The current study is the first to test if the supplementation of royal jelly as an antioxidant agent during IVM culture of goat COCs could be beneficial. After culture, nuclear maturation, glutathione content, preimplantation development, and the expression profile of apoptosis-related transcripts were examined.

Materials and Methods

Chemicals and media

Unless otherwise mentioned, all the chemicals, reagents, media, and constituents used for media preparation were purchased from Sigma-Aldrich Chemicals, USA. Capsulated pure royal jelly was provided by Natural LifeTM (Brookvale, NSW, Australia). According to manufacturer’s reports, the chemical composition was water 1.6% (w/w), proteins 40.1% (w/w), carbohydrates 47.3% (w/w), lipids 7.9% (w/w), ashes 3.1% (w/w), sodium 36.3 mg/100 g, phosphorus 672 mg/100 g, calcium 19.5 mg/100 g, magnesium 90.9 mg/100 g, zinc 6.8 mg/100 g, iron 3.0 mg/100 g, and free amino acids 1583 mg/100 g.

COC collection and IVM

Goat ovaries were collected from a local slaughterhouse and transported in physiological saline containing antibiotics (100 IU/ml penicillin and 100 mg/ml streptomycin) at 35°C to the lab within 2-3 h.
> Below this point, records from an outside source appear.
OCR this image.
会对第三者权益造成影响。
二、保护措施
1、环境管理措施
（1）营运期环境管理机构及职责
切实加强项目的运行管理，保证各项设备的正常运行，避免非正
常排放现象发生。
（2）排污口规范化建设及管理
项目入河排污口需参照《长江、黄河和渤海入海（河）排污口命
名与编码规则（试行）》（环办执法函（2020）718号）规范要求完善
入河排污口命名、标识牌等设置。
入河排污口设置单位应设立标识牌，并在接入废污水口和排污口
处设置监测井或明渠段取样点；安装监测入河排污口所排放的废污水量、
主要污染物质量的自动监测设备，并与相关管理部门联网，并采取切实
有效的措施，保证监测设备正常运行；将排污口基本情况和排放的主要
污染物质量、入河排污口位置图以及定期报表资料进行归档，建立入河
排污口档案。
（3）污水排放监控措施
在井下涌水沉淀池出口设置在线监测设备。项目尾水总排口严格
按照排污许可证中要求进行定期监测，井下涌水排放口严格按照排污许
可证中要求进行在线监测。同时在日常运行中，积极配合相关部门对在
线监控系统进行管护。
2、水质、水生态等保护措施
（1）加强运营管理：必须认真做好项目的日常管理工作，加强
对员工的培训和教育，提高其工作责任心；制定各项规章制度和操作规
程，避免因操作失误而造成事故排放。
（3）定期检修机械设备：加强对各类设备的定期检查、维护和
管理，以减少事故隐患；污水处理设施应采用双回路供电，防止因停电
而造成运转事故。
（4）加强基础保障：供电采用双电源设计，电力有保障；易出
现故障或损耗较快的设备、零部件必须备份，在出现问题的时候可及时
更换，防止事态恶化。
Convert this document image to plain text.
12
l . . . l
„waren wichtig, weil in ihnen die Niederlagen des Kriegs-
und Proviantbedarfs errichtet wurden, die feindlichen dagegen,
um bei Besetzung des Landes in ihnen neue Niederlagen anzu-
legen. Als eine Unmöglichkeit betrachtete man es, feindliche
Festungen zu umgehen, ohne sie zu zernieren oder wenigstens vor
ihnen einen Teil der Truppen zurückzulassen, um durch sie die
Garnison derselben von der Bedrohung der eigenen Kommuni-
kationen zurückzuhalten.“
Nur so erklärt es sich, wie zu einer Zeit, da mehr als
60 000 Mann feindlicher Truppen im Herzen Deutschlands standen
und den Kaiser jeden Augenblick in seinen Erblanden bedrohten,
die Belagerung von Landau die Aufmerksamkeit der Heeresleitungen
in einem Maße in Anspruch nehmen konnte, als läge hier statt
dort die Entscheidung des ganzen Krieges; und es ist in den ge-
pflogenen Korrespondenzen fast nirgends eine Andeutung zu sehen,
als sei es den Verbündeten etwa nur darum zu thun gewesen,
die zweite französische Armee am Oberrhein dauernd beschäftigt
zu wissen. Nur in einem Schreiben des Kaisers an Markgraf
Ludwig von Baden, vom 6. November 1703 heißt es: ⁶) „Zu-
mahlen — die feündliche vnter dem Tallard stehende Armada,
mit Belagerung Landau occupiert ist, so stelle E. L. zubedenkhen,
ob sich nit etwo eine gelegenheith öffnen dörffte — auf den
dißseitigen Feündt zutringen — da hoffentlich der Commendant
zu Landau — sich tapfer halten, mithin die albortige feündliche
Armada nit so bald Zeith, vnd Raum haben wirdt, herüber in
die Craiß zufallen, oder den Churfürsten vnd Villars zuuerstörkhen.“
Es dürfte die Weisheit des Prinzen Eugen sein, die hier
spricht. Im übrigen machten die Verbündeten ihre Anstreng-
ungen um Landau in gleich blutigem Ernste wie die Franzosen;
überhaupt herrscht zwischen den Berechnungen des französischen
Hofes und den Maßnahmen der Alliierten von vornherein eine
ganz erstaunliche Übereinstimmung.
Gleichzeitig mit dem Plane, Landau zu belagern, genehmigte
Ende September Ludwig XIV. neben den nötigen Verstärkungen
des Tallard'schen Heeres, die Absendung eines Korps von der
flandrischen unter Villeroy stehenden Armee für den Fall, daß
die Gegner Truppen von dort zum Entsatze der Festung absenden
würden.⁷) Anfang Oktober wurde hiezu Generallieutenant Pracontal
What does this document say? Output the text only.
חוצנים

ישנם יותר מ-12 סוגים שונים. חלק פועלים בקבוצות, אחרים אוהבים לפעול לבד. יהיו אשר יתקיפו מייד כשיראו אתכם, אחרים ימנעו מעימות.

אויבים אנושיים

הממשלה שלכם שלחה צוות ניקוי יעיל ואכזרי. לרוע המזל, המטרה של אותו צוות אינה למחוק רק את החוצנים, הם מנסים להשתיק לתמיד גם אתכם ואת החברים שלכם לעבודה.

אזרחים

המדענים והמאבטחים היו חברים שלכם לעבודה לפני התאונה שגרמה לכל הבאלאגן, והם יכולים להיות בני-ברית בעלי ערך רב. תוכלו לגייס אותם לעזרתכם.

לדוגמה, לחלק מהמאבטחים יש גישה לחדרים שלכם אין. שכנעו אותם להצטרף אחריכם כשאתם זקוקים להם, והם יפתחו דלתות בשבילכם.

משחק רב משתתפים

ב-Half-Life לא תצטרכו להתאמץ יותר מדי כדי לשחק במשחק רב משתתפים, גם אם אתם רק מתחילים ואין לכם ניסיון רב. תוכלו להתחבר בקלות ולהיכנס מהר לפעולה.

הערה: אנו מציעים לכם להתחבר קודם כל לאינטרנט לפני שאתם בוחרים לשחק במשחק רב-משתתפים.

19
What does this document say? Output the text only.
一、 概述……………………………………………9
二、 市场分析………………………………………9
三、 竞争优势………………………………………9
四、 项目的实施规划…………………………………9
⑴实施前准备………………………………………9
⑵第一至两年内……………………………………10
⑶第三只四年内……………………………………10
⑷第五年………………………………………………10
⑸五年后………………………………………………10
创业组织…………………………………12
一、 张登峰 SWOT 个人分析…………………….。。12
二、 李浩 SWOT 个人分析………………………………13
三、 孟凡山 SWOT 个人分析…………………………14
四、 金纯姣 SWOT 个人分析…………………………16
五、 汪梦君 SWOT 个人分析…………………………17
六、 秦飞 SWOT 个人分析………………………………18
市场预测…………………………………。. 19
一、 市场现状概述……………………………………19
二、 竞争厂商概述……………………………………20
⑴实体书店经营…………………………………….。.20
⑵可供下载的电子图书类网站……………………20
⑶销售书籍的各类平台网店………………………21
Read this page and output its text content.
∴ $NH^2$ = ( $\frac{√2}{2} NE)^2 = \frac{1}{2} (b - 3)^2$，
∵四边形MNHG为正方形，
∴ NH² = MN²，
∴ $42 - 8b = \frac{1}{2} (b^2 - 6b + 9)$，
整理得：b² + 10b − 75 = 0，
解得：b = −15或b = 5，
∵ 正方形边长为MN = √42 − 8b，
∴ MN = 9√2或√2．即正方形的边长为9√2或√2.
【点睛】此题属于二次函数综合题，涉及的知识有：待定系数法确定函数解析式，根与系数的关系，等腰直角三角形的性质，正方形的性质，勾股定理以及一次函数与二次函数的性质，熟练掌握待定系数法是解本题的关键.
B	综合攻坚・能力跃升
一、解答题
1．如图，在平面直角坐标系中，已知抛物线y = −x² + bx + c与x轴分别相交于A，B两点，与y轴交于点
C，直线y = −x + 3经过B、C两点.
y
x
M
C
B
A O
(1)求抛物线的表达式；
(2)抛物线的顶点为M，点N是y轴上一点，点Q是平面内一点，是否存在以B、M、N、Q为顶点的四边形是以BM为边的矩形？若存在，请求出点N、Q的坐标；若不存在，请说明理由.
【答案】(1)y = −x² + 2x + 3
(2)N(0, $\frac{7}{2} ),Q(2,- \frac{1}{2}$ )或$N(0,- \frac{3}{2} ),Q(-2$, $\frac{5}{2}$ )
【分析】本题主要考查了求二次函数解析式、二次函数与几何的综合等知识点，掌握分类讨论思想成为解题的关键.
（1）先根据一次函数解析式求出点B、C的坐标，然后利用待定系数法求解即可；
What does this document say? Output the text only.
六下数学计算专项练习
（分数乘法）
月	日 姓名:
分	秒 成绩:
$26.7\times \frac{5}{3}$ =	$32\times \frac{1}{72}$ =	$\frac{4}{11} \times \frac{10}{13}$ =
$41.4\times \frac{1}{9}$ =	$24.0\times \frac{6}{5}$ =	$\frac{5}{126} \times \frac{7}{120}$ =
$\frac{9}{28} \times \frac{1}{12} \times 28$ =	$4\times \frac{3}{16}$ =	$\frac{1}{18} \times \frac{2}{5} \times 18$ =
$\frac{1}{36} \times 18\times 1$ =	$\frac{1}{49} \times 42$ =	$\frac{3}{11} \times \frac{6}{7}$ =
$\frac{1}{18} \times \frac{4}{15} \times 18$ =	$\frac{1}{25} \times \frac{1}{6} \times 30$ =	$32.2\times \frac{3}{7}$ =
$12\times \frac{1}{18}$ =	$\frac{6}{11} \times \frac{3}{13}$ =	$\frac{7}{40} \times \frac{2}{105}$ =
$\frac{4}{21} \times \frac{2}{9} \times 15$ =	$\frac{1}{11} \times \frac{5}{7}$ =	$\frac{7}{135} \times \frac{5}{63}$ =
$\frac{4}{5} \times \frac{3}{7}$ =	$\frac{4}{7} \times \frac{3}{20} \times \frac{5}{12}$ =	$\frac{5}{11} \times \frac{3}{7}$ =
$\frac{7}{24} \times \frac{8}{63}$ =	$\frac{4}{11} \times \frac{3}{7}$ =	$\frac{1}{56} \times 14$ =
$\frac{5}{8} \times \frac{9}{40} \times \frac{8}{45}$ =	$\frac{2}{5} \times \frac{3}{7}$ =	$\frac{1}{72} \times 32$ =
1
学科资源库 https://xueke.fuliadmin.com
COCs were collected by slicing the ovaries in HEPES-buffered synthetic oviductal fluid (HSOF). The COCs were morphologically selected based on the number of cumulus cell layers and cytoplasm homogeneity ( Mohammadi-Sangcheshmeh et al., 2012 ). The collected COCs were washed three times in maturation medium (TCM-199 supplemented with 2 mM l-glutamine, 10% fetal bovine serum, 5.5 mg/ml sodium pyruvate, 25 μg/ml gentamycin sulphate, 5.0 μg/ml LH, 0.5 μg/ml FSH, and 1 μg/ml estradiol). IVM was performed in 50 μl maturation medium droplets under mineral oil for 24 h at 39°C and 5% CO2 in air.

Evaluation of cumulus expansion

COCs from all treatment groups were evaluated at the end of IVM to assess cumulus cell expansion. Briefly, cumulus expansion was evaluated by a subjective scoring system ( Lorenzo et al., 1994 ), which considered no detectable response set as (0) value and highest degree of expansion as (+++).

Nuclear chromatin evaluation

For nuclear maturation assessment, cumulus cells were removed from COCs by pipetting in presence of hyaluronidase (200 U/ml). Denuded oocytes were fixed in 4% (v/v) paraformaldehyde in PBS. Oocytes were stained with 2.5 mg/ml Hoechst 33258 in 3:1 (v/v) glycerol/PBS. Oocytes were then evaluated in relation to their meiotic stage and classified as germinal vesicle (GV); metaphase I (MI), including metaphase I, anaphase I, and telophase I; metaphase II (MII); and degenerated.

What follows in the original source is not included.